Forscher warnen vor ihm, Politiker machen ihn immer wieder zum Wahlkampfthema und jeder hat mit dessen Folgen zu kämpfen. Gemeint ist der Klimawandel. Große Umweltkatastrophen wie Tsunamis zeigen die Gefahren, die mit dem Wandel einhergehen. Doch wir Deutschen wähnen diese Gefahr eher im Ausland und beschweren uns höchstens über die ungewohnt hohen Temperaturen im Sommer bzw. die harten Winter der vornehmlich letzten Jahre.
Neben den Temperaturen ist es jedoch auch der Niederschlag, der die Auswirkungen des Klimawandels auch in Deutschland zeigt.
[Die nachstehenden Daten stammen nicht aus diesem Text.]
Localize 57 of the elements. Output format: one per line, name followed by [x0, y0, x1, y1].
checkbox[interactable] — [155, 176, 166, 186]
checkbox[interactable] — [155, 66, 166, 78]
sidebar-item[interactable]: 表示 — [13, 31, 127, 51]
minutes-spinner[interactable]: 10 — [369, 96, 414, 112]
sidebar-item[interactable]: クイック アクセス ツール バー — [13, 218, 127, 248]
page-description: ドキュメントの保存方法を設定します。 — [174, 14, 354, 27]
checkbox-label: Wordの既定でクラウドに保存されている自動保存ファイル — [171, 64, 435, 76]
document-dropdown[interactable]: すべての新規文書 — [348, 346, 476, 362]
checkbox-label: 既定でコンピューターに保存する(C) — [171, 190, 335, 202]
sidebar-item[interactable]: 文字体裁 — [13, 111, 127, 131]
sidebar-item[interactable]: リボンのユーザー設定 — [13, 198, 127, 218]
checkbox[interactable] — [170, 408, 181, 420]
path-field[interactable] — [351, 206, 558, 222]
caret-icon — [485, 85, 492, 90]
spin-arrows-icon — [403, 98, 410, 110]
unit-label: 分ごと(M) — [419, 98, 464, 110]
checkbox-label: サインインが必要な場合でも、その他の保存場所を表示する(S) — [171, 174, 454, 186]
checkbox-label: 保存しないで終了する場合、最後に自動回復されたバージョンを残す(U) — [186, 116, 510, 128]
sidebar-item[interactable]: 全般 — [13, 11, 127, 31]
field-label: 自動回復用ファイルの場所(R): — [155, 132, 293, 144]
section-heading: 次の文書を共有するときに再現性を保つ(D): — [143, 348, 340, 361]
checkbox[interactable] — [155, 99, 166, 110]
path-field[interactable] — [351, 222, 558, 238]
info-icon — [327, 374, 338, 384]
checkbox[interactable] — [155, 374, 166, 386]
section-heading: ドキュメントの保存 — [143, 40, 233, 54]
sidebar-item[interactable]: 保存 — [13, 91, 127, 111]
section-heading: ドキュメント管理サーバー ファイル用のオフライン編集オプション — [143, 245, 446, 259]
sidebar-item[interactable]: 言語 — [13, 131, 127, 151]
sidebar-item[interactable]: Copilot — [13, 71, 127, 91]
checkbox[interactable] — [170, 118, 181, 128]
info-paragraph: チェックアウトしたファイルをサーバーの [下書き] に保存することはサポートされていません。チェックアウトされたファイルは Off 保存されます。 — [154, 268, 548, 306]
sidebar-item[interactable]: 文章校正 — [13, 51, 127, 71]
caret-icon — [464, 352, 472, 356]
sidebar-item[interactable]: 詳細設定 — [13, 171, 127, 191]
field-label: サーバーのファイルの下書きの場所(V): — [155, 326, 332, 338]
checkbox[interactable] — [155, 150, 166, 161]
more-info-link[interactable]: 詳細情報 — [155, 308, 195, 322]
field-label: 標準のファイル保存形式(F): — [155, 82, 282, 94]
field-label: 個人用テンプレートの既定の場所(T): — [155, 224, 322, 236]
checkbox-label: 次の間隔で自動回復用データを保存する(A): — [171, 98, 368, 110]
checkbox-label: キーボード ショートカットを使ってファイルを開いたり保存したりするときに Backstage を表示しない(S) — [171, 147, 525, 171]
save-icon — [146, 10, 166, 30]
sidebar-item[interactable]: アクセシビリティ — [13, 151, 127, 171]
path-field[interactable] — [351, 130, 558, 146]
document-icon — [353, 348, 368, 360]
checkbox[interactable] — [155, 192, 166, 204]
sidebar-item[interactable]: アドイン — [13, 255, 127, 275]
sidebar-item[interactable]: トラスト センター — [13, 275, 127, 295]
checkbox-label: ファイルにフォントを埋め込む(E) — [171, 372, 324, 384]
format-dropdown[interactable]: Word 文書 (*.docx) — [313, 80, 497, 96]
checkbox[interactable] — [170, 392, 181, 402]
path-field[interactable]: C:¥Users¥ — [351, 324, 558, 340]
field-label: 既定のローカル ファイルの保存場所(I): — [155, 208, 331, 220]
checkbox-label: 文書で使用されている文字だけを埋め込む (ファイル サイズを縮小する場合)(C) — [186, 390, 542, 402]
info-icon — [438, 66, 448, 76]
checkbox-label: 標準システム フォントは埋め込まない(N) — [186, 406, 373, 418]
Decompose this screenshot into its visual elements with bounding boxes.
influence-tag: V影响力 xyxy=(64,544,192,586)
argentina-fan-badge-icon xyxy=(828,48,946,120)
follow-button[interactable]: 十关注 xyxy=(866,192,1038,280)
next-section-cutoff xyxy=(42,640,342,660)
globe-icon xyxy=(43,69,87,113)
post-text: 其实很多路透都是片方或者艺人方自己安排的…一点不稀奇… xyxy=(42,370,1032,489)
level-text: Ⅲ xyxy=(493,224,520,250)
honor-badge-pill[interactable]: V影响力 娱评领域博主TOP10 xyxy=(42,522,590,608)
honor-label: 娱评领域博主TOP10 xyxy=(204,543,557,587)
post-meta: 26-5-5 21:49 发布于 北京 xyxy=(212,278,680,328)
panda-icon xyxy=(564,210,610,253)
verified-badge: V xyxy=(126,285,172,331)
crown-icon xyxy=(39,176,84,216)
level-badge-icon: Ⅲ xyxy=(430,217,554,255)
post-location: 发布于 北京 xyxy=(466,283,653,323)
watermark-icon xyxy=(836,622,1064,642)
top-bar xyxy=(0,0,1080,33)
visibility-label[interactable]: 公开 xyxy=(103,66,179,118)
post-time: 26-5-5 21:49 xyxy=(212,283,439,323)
Überschwemmungen gab es zwar schon immer, doch fallen diese von Jahr zu Jahr heftiger aus, sodass die Flüsse immer weiter über die Ufer treten und das Einzugsgebiet des Hochwassers größere Dimensionen annimmt.
Der viel beschworene Stopp von Treibhausgasemissionen ist langfristig ein wichtiges Ziel, würde kurzfristig allerdings keine merklichen Veränderungen herbeiführen. Selbst bei noch so umweltfreundlichen Verhalten der Menschheit nimmt die Erdtemperatur in den nächsten Jahren auf jeden Fall zu. Das Klimasystem der Erde ist einfach zu träge, als das Veränderungen bereits nach kurzer Zeit eintreten. Bedeutet zugleich: Die Fehler, die der Mensch im vor allem im 20. Jahrhundert begangen hat, wirken sich jetzt aus, treiben die Temperaturen nach oben und lassen die Gletscher schmelzen.